Lundi 27 mai 19
Notre collègue et ami, R., est venu donner aux élèves du professeur Normal une heure de grec « à la danoise ».
Tout le monde est sorti de la classe pour aller sous le préau, parce que les élèves allaient devoir se déplacer, ce qui, d’ordinaire, met le professeur français Normal mal à l’aise. R. devait leur faire réviser les pronoms personnels grecs (sujet a priori peu excitant). L’exercice était le suivant : il leur a distribué à chacun un petit papier, sur lequel étaient écrites au recto une forme et au verso son explication et sa traduction. Les élèves devaient circuler et s’interroger deux par deux. Quand ils avaient donné la bonne réponse, ils échangeaient le papier et trouvaient un nouveau partenaire de récitation. En 10 minutes, il s’agissait de revoir le plus possible de formes.
Ils se sont pris au jeu et ils se sont
bien amusés -avec les pronoms personnels grecs !
Et ils ont appris -les pronoms personnels
grecs !
Ils sont revenus dans la classe,
enchantés, et ils ont rapidement complété le tableau tous ensemble.
Presque tous enchantés. T., le meilleur élève du système français, avait quand même l’air un peu désorienté, mais il s’est prêté au jeu avec sa bonne grâce habituelle.
Ensuite ils ont tous discuté du sens de l’exercice :
-Chacun d’eux avait dû être actif.
-Pour ceux qui ne sont pas très forts en
morphologie, c’était moins stressant de ne pas être interrogés devant toute la
classe et par le professeur.
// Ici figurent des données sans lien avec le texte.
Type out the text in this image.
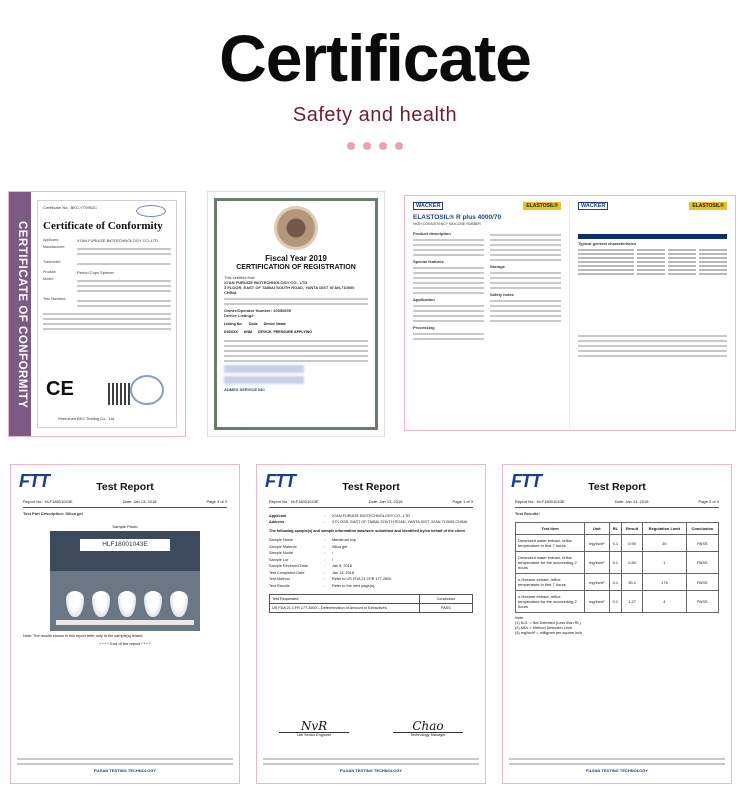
Certificate
Safety and health
CERTIFICATE OF CONFORMITY
Certificate No.: BKC-YT0902C
Certificate of Conformity
Applicant:	XI'AN FURUIZE BIOTECHNOLOGY CO.,LTD.
Manufacturer:
Trademark:
Product:	Period Cups Spinner
Model:
Test Standard:
CE
Shenzhen BKC Testing Co., Ltd.
Fiscal Year 2019
CERTIFICATION OF REGISTRATION
This certifies that:
XI'AN FURUIZE BIOTECHNOLOGY CO., LTD
3 FLOOR, EAST OF TAIBAI SOUTH ROAD, YANTA DIST XI'AN,710000 CHINA
Owner/Operator Number: 10050895
Device Listing#:
Listing No. Code Device Name
D30XXX KNM DEVICE, PRESSURE APPLYING
ADMEX SERVICE INC
WACKER	ELASTOSIL®
ELASTOSIL® R plus 4000/70
HIGH CONSISTENCY SILICONE RUBBER
Product description
Special features
Application
Processing
Storage
Safety notes
WACKER	ELASTOSIL®
Typical general characteristics
FTT	Test Report
Report No.: HLF18001043E	Date: Jan 13, 2018	Page 3 of 3
Test Part Description: Silica gel
Sample Photo
HLF18001043E
Note: The results shown in this report refer only to the sample(s) tested.
* * * * End of the report * * * *
FUJIAN TESTING TECHNOLOGY
FTT	Test Report
Report No.: HLF18001043E	Date: Jan 13, 2018	Page 1 of 3
Applicant	:	XI'AN FURUIZE BIOTECHNOLOGY CO., LTD
Address	:	3 FLOOR, EAST OF TAIBAI SOUTH ROAD, YANTA DIST. XI'AN 710000 CHINA
The following sample(s) and sample information was/were submitted and identified by/on behalf of the client
Sample Name	:	Menstrual cup
Sample Material	:	Silica gel
Sample Model	:	/
Sample Lot	:	/
Sample Received Date	:	Jan 5, 2018
Test Completed Date	:	Jan 13, 2018
Test Method	:	Refer to US FDA 21 CFR 177.2600
Test Results	:	Refer to the next page(s).
Test Requested	Conclusion
US FDA 21 CFR 177.2600 – Determination of Amount of Extractives	PASS
NvR
Lab Senior Engineer
Chao
Technology Manager
FUJIAN TESTING TECHNOLOGY
FTT	Test Report
Report No.: HLF18001043E	Date: Jan 13, 2018	Page 2 of 3
Test Results:
Test Item	Unit	RL	Result	Regulation Limit	Conclusion
Deionized water extract, reflux temperature in first 7 hours	mg/inch²	0.1	0.90	20	PASS
Deionized water extract, reflux temperature for the succeeding 2 hours	mg/inch²	0.1	0.80	1	PASS
n-Hexane extract, reflux temperature in first 7 hours	mg/inch²	0.1	30.1	175	PASS
n-Hexane extract, reflux temperature for the succeeding 2 hours	mg/inch²	0.1	1.27	4	PASS
Note:
(1) N.D. = Not Detected (Less than RL)
(2) MDL = Method Detection Limit
(3) mg/inch² = milligram per square inch
FUJIAN TESTING TECHNOLOGY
Pour les élèves forts, c’était stimulant, à la
fois de trouver la bonne réponse mais aussi de la faire réviser, voire de l’expliquer
aux divers autres.
-Pour ceux qui ont du mal à rester assis
toute la journée sur une chaise, c’était agréable et tonique de pouvoir bouger.
Ensuite R. a proposé un deuxième exercice
de révision sur l’histoire grecque, un peu plus complexe, mais où le principe
restait le même : une phase d’activité, où les élèves s’échangent les
réponses qu’ils connaissent, sous la forme d’une enquête ludique, et une phase
de vérification commune avec le professeur.
D’accord.
Mais il s’agissait d’un petit groupe d’une quinzaine de très bons élèves. Comment on fait, là où ce serait vraiment utile, dans une classe de français hétérogène à 36 élèves ? Or, l’un des plus sûrs résultats de la réforme du lycée, c’est que, désormais, toutes les classes seront à 36. Normal, avec son mauvais esprit, se demande même si elle n’est pas faite pour.
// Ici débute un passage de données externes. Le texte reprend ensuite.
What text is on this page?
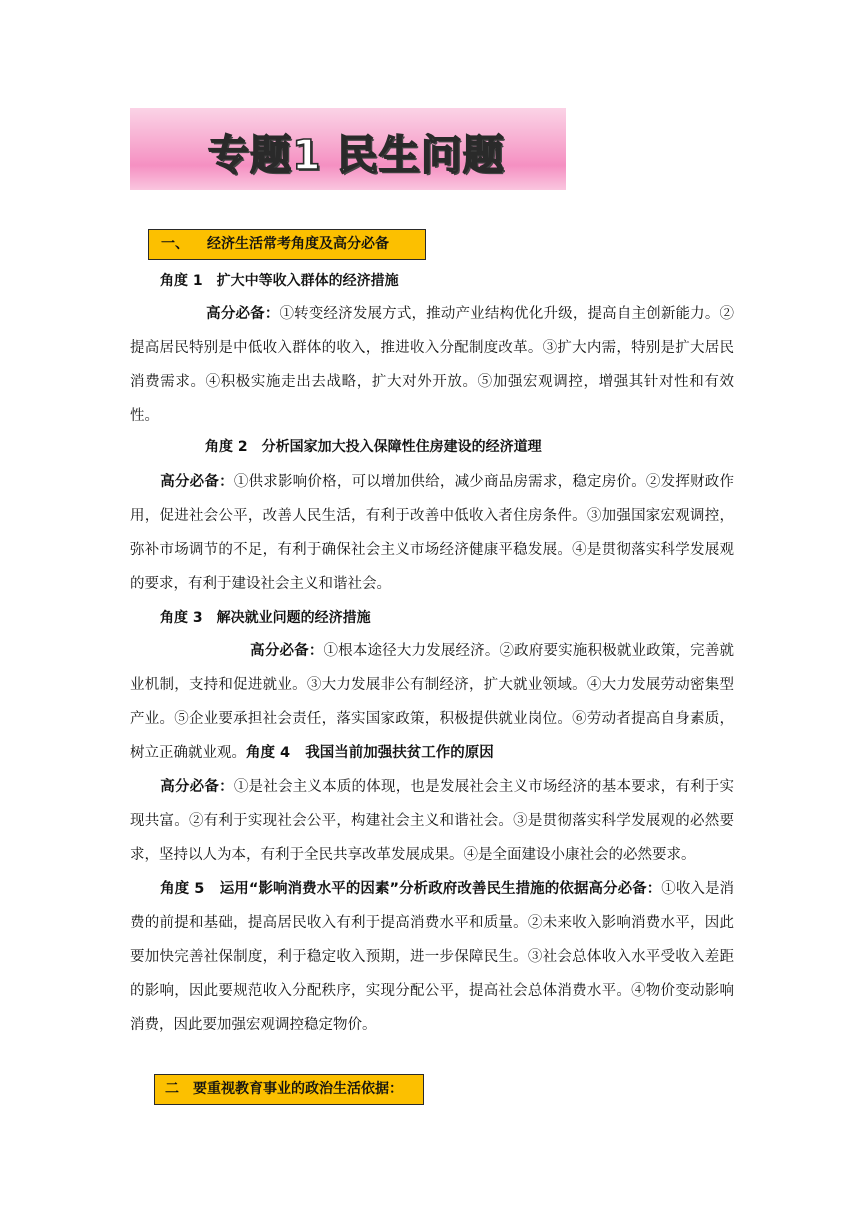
专题1 民生问题
一、 经济生活常考角度及高分必备
角度 1 扩大中等收入群体的经济措施

高分必备：①转变经济发展方式，推动产业结构优化升级，提高自主创新能力。②提高居民特别是中低收入群体的收入，推进收入分配制度改革。③扩大内需，特别是扩大居民消费需求。④积极实施走出去战略，扩大对外开放。⑤加强宏观调控，增强其针对性和有效性。

角度 2 分析国家加大投入保障性住房建设的经济道理

高分必备：①供求影响价格，可以增加供给，减少商品房需求，稳定房价。②发挥财政作用，促进社会公平，改善人民生活，有利于改善中低收入者住房条件。③加强国家宏观调控，弥补市场调节的不足，有利于确保社会主义市场经济健康平稳发展。④是贯彻落实科学发展观的要求，有利于建设社会主义和谐社会。

角度 3 解决就业问题的经济措施

高分必备：①根本途径大力发展经济。②政府要实施积极就业政策，完善就业机制，支持和促进就业。③大力发展非公有制经济，扩大就业领域。④大力发展劳动密集型产业。⑤企业要承担社会责任，落实国家政策，积极提供就业岗位。⑥劳动者提高自身素质，树立正确就业观。角度 4 我国当前加强扶贫工作的原因

高分必备：①是社会主义本质的体现，也是发展社会主义市场经济的基本要求，有利于实现共富。②有利于实现社会公平，构建社会主义和谐社会。③是贯彻落实科学发展观的必然要求，坚持以人为本，有利于全民共享改革发展成果。④是全面建设小康社会的必然要求。

角度 5 运用“影响消费水平的因素”分析政府改善民生措施的依据高分必备：①收入是消费的前提和基础，提高居民收入有利于提高消费水平和质量。②未来收入影响消费水平，因此要加快完善社保制度，利于稳定收入预期，进一步保障民生。③社会总体收入水平受收入差距的影响，因此要规范收入分配秩序，实现分配公平，提高社会总体消费水平。④物价变动影响消费，因此要加强宏观调控稳定物价。

二 要重视教育事业的政治生活依据：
La réforme du lycée : se proposer des
objectifs progressistes, à la danoise, mais en réduisant les moyens d’y
parvenir, à la française.
Prétendre vouloir un enseignement individualisé, respectueux de la personne de l’élève, comme dans les pays scandinaves, tout en peinant à financer un enseignement de masse : n’est-e pas la contradiction fondamentale de l’Education Nationale française, non pas depuis cette réforme mais depuis cinquante ans?